Major Niall Gibson (front right) has utilised his love of motorbikes to connect with Salvationists and locals who live in remote areas across Western Australia.

That’s why it’s important we travel the extra mile and go to them, says Major Niall Gibson, Corps Officer at Narrogin, south-east of Perth.

Niall, along with retired officers Major Ian Dearing (the brainchild) and Captain Dean Hill, started a rural motorbike ministry over a decade ago when they decided to support other rurally appointed officers in their state with the community interaction they craved.

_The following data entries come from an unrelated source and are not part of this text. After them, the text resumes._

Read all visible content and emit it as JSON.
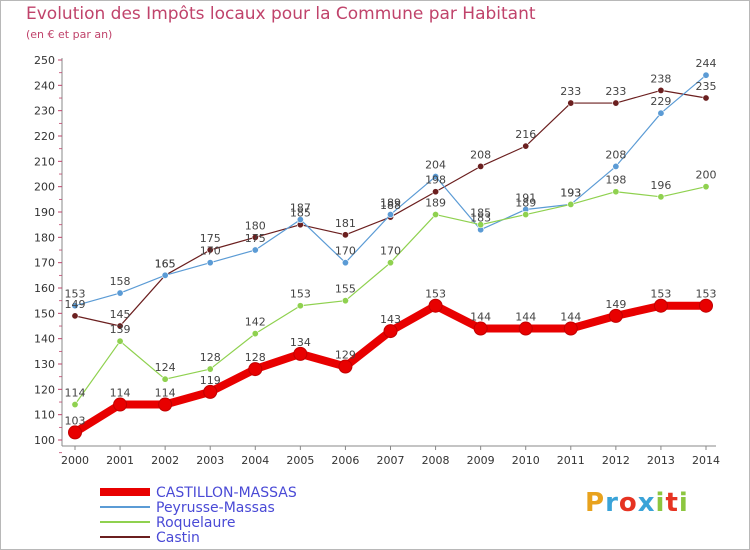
{
  "header": {
    "title": "Evolution des Impôts locaux pour la Commune par Habitant",
    "subtitle": "(en € et par an)"
  },
  "logo": {
    "text": "Proxiti",
    "colors": [
      "#e8a21d",
      "#3aa3d8",
      "#e63322",
      "#3aa3d8",
      "#8cc63f",
      "#e63322",
      "#8cc63f"
    ]
  },
  "chart_data": {
    "type": "line",
    "title": "Evolution des Impôts locaux pour la Commune par Habitant",
    "subtitle": "(en € et par an)",
    "x": [
      "2000",
      "2001",
      "2002",
      "2003",
      "2004",
      "2005",
      "2006",
      "2007",
      "2008",
      "2009",
      "2010",
      "2011",
      "2012",
      "2013",
      "2014"
    ],
    "ylim": [
      100,
      250
    ],
    "yticks": [
      100,
      110,
      120,
      130,
      140,
      150,
      160,
      170,
      180,
      190,
      200,
      210,
      220,
      230,
      240,
      250
    ],
    "grid": false,
    "legend_position": "bottom-left",
    "series": [
      {
        "name": "CASTILLON-MASSAS",
        "color": "#e80000",
        "width": 8,
        "values": [
          103,
          114,
          114,
          119,
          128,
          134,
          129,
          143,
          153,
          144,
          144,
          144,
          149,
          153,
          153
        ]
      },
      {
        "name": "Peyrusse-Massas",
        "color": "#5b9bd5",
        "width": 1.2,
        "values": [
          153,
          158,
          165,
          170,
          175,
          187,
          170,
          189,
          204,
          183,
          191,
          193,
          208,
          229,
          244
        ]
      },
      {
        "name": "Roquelaure",
        "color": "#8fd14f",
        "width": 1.2,
        "values": [
          114,
          139,
          124,
          128,
          142,
          153,
          155,
          170,
          189,
          185,
          189,
          193,
          198,
          196,
          200
        ]
      },
      {
        "name": "Castin",
        "color": "#6b1f1f",
        "width": 1.2,
        "values": [
          149,
          145,
          165,
          175,
          180,
          185,
          181,
          188,
          198,
          208,
          216,
          233,
          233,
          238,
          235
        ]
      }
    ],
    "data_labels": [
      {
        "series": 0,
        "values": [
          103,
          114,
          114,
          119,
          128,
          134,
          129,
          143,
          153,
          144,
          144,
          144,
          149,
          153,
          153
        ]
      },
      {
        "series": 1,
        "values": [
          153,
          158,
          165,
          170,
          175,
          187,
          170,
          189,
          204,
          183,
          191,
          193,
          208,
          229,
          244
        ]
      },
      {
        "series": 2,
        "values": [
          114,
          139,
          124,
          128,
          142,
          153,
          155,
          170,
          189,
          185,
          189,
          193,
          198,
          196,
          200
        ]
      },
      {
        "series": 3,
        "values": [
          149,
          145,
          165,
          175,
          180,
          185,
          181,
          188,
          198,
          208,
          216,
          233,
          233,
          238,
          235
        ]
      }
    ]
  }
}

“We’ve all had appointments in the bush and we know that sometimes it’s nice to have the support of other people,” said Niall. “We are able to support and encourage the rural corps officers and their community. Just to be able to turn up one weekend and have fun as well as worship together is great. It is a good opportunity to invite people who may be on the fringe of the corps. The motorbikes are a great drawcard.”

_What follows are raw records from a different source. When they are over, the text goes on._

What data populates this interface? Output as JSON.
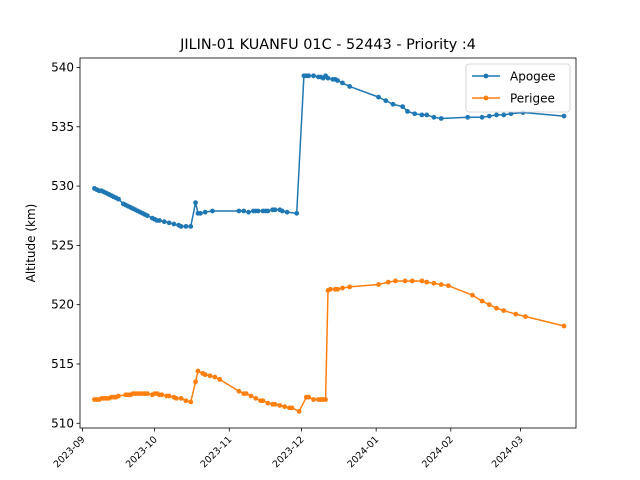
{
  "chart_data": {
    "type": "line",
    "title": "JILIN-01 KUANFU 01C - 52443 - Priority :4",
    "xlabel": "",
    "ylabel": "Altitude (km)",
    "ylim": [
      509.6,
      540.8
    ],
    "xlim": [
      "2023-08-31",
      "2024-03-24"
    ],
    "y_ticks": [
      510,
      515,
      520,
      525,
      530,
      535,
      540
    ],
    "x_ticks": [
      "2023-09",
      "2023-10",
      "2023-11",
      "2023-12",
      "2024-01",
      "2024-02",
      "2024-03"
    ],
    "grid": false,
    "legend_position": "top-right",
    "series": [
      {
        "name": "Apogee",
        "color": "#1f77b4",
        "points": [
          [
            "2023-09-06",
            529.8
          ],
          [
            "2023-09-07",
            529.7
          ],
          [
            "2023-09-08",
            529.6
          ],
          [
            "2023-09-09",
            529.6
          ],
          [
            "2023-09-10",
            529.5
          ],
          [
            "2023-09-11",
            529.4
          ],
          [
            "2023-09-12",
            529.3
          ],
          [
            "2023-09-13",
            529.2
          ],
          [
            "2023-09-14",
            529.1
          ],
          [
            "2023-09-15",
            529.0
          ],
          [
            "2023-09-16",
            528.9
          ],
          [
            "2023-09-18",
            528.5
          ],
          [
            "2023-09-19",
            528.4
          ],
          [
            "2023-09-20",
            528.3
          ],
          [
            "2023-09-21",
            528.2
          ],
          [
            "2023-09-22",
            528.1
          ],
          [
            "2023-09-23",
            528.0
          ],
          [
            "2023-09-24",
            527.9
          ],
          [
            "2023-09-25",
            527.8
          ],
          [
            "2023-09-26",
            527.7
          ],
          [
            "2023-09-27",
            527.6
          ],
          [
            "2023-09-28",
            527.5
          ],
          [
            "2023-09-30",
            527.3
          ],
          [
            "2023-10-01",
            527.2
          ],
          [
            "2023-10-02",
            527.1
          ],
          [
            "2023-10-03",
            527.1
          ],
          [
            "2023-10-05",
            527.0
          ],
          [
            "2023-10-07",
            526.9
          ],
          [
            "2023-10-09",
            526.8
          ],
          [
            "2023-10-11",
            526.7
          ],
          [
            "2023-10-12",
            526.6
          ],
          [
            "2023-10-14",
            526.6
          ],
          [
            "2023-10-16",
            526.6
          ],
          [
            "2023-10-18",
            528.6
          ],
          [
            "2023-10-19",
            527.7
          ],
          [
            "2023-10-20",
            527.7
          ],
          [
            "2023-10-22",
            527.8
          ],
          [
            "2023-10-25",
            527.9
          ],
          [
            "2023-11-05",
            527.9
          ],
          [
            "2023-11-07",
            527.9
          ],
          [
            "2023-11-09",
            527.8
          ],
          [
            "2023-11-11",
            527.9
          ],
          [
            "2023-11-12",
            527.9
          ],
          [
            "2023-11-13",
            527.9
          ],
          [
            "2023-11-15",
            527.9
          ],
          [
            "2023-11-16",
            527.9
          ],
          [
            "2023-11-17",
            527.9
          ],
          [
            "2023-11-19",
            528.0
          ],
          [
            "2023-11-20",
            528.0
          ],
          [
            "2023-11-22",
            528.0
          ],
          [
            "2023-11-23",
            527.9
          ],
          [
            "2023-11-25",
            527.8
          ],
          [
            "2023-11-29",
            527.7
          ],
          [
            "2023-12-02",
            539.3
          ],
          [
            "2023-12-03",
            539.3
          ],
          [
            "2023-12-04",
            539.3
          ],
          [
            "2023-12-06",
            539.3
          ],
          [
            "2023-12-08",
            539.2
          ],
          [
            "2023-12-09",
            539.2
          ],
          [
            "2023-12-10",
            539.1
          ],
          [
            "2023-12-11",
            539.3
          ],
          [
            "2023-12-12",
            539.1
          ],
          [
            "2023-12-14",
            539.0
          ],
          [
            "2023-12-15",
            539.0
          ],
          [
            "2023-12-16",
            538.9
          ],
          [
            "2023-12-18",
            538.7
          ],
          [
            "2023-12-21",
            538.4
          ],
          [
            "2024-01-02",
            537.5
          ],
          [
            "2024-01-05",
            537.2
          ],
          [
            "2024-01-08",
            536.9
          ],
          [
            "2024-01-12",
            536.7
          ],
          [
            "2024-01-14",
            536.3
          ],
          [
            "2024-01-17",
            536.1
          ],
          [
            "2024-01-20",
            536.0
          ],
          [
            "2024-01-22",
            536.0
          ],
          [
            "2024-01-25",
            535.8
          ],
          [
            "2024-01-28",
            535.7
          ],
          [
            "2024-02-08",
            535.8
          ],
          [
            "2024-02-14",
            535.8
          ],
          [
            "2024-02-17",
            535.9
          ],
          [
            "2024-02-20",
            536.0
          ],
          [
            "2024-02-23",
            536.0
          ],
          [
            "2024-02-26",
            536.1
          ],
          [
            "2024-03-02",
            536.2
          ],
          [
            "2024-03-19",
            535.9
          ]
        ]
      },
      {
        "name": "Perigee",
        "color": "#ff7f0e",
        "points": [
          [
            "2023-09-06",
            512.0
          ],
          [
            "2023-09-07",
            512.0
          ],
          [
            "2023-09-08",
            512.0
          ],
          [
            "2023-09-09",
            512.1
          ],
          [
            "2023-09-10",
            512.1
          ],
          [
            "2023-09-11",
            512.1
          ],
          [
            "2023-09-12",
            512.1
          ],
          [
            "2023-09-13",
            512.2
          ],
          [
            "2023-09-14",
            512.2
          ],
          [
            "2023-09-15",
            512.2
          ],
          [
            "2023-09-16",
            512.3
          ],
          [
            "2023-09-19",
            512.4
          ],
          [
            "2023-09-20",
            512.4
          ],
          [
            "2023-09-21",
            512.4
          ],
          [
            "2023-09-22",
            512.5
          ],
          [
            "2023-09-23",
            512.5
          ],
          [
            "2023-09-24",
            512.5
          ],
          [
            "2023-09-25",
            512.5
          ],
          [
            "2023-09-26",
            512.5
          ],
          [
            "2023-09-27",
            512.5
          ],
          [
            "2023-09-28",
            512.5
          ],
          [
            "2023-09-30",
            512.4
          ],
          [
            "2023-10-01",
            512.5
          ],
          [
            "2023-10-02",
            512.5
          ],
          [
            "2023-10-03",
            512.4
          ],
          [
            "2023-10-04",
            512.4
          ],
          [
            "2023-10-06",
            512.3
          ],
          [
            "2023-10-07",
            512.3
          ],
          [
            "2023-10-09",
            512.2
          ],
          [
            "2023-10-10",
            512.1
          ],
          [
            "2023-10-12",
            512.1
          ],
          [
            "2023-10-14",
            511.9
          ],
          [
            "2023-10-16",
            511.8
          ],
          [
            "2023-10-18",
            513.5
          ],
          [
            "2023-10-19",
            514.4
          ],
          [
            "2023-10-21",
            514.2
          ],
          [
            "2023-10-22",
            514.1
          ],
          [
            "2023-10-24",
            514.0
          ],
          [
            "2023-10-26",
            513.9
          ],
          [
            "2023-10-28",
            513.7
          ],
          [
            "2023-11-05",
            512.7
          ],
          [
            "2023-11-07",
            512.5
          ],
          [
            "2023-11-08",
            512.5
          ],
          [
            "2023-11-10",
            512.3
          ],
          [
            "2023-11-12",
            512.1
          ],
          [
            "2023-11-14",
            511.9
          ],
          [
            "2023-11-15",
            511.9
          ],
          [
            "2023-11-17",
            511.7
          ],
          [
            "2023-11-19",
            511.6
          ],
          [
            "2023-11-20",
            511.6
          ],
          [
            "2023-11-22",
            511.5
          ],
          [
            "2023-11-24",
            511.4
          ],
          [
            "2023-11-26",
            511.3
          ],
          [
            "2023-11-27",
            511.3
          ],
          [
            "2023-11-30",
            511.0
          ],
          [
            "2023-12-03",
            512.2
          ],
          [
            "2023-12-04",
            512.2
          ],
          [
            "2023-12-06",
            512.0
          ],
          [
            "2023-12-08",
            512.0
          ],
          [
            "2023-12-09",
            512.0
          ],
          [
            "2023-12-10",
            512.0
          ],
          [
            "2023-12-11",
            512.0
          ],
          [
            "2023-12-12",
            521.2
          ],
          [
            "2023-12-13",
            521.3
          ],
          [
            "2023-12-15",
            521.3
          ],
          [
            "2023-12-16",
            521.3
          ],
          [
            "2023-12-18",
            521.4
          ],
          [
            "2023-12-21",
            521.5
          ],
          [
            "2024-01-02",
            521.7
          ],
          [
            "2024-01-06",
            521.9
          ],
          [
            "2024-01-09",
            522.0
          ],
          [
            "2024-01-13",
            522.0
          ],
          [
            "2024-01-16",
            522.0
          ],
          [
            "2024-01-20",
            522.0
          ],
          [
            "2024-01-22",
            521.9
          ],
          [
            "2024-01-25",
            521.8
          ],
          [
            "2024-01-28",
            521.7
          ],
          [
            "2024-01-31",
            521.6
          ],
          [
            "2024-02-10",
            520.8
          ],
          [
            "2024-02-14",
            520.3
          ],
          [
            "2024-02-17",
            520.0
          ],
          [
            "2024-02-20",
            519.7
          ],
          [
            "2024-02-23",
            519.5
          ],
          [
            "2024-02-28",
            519.2
          ],
          [
            "2024-03-03",
            519.0
          ],
          [
            "2024-03-19",
            518.2
          ]
        ]
      }
    ]
  }
}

To date, the motorbike ministry has visited every regional corps across Western Australia, bar Karratha, and two riders from Karratha have participated. And that’s no small task when you consider there are 24 Salvation Army corps spread across the state, with more than half located regionally!

Last year, 25 people took part in the annual event, which has expanded from Salvos to include members of the community.

“Participants don’t have to be from The Salvation Army or even Christian. We invite all our friends, mates – even mates’ mates!” said Niall.

It makes for a memorable journey and weekend, as the ‘motley crew’ stop to support corps with a trivia night and share their testimonies.

“I call the whole weekend a hoot! And we literally run church ourselves with a testimony from one of us,” said Niall. “Now most are not even officers, and we have some ex-bikie members involved.”

All going well, this year the diverse group of friends will take the road again and meet up in Albany. How’s that for an alternative way of doing mission on the road of life?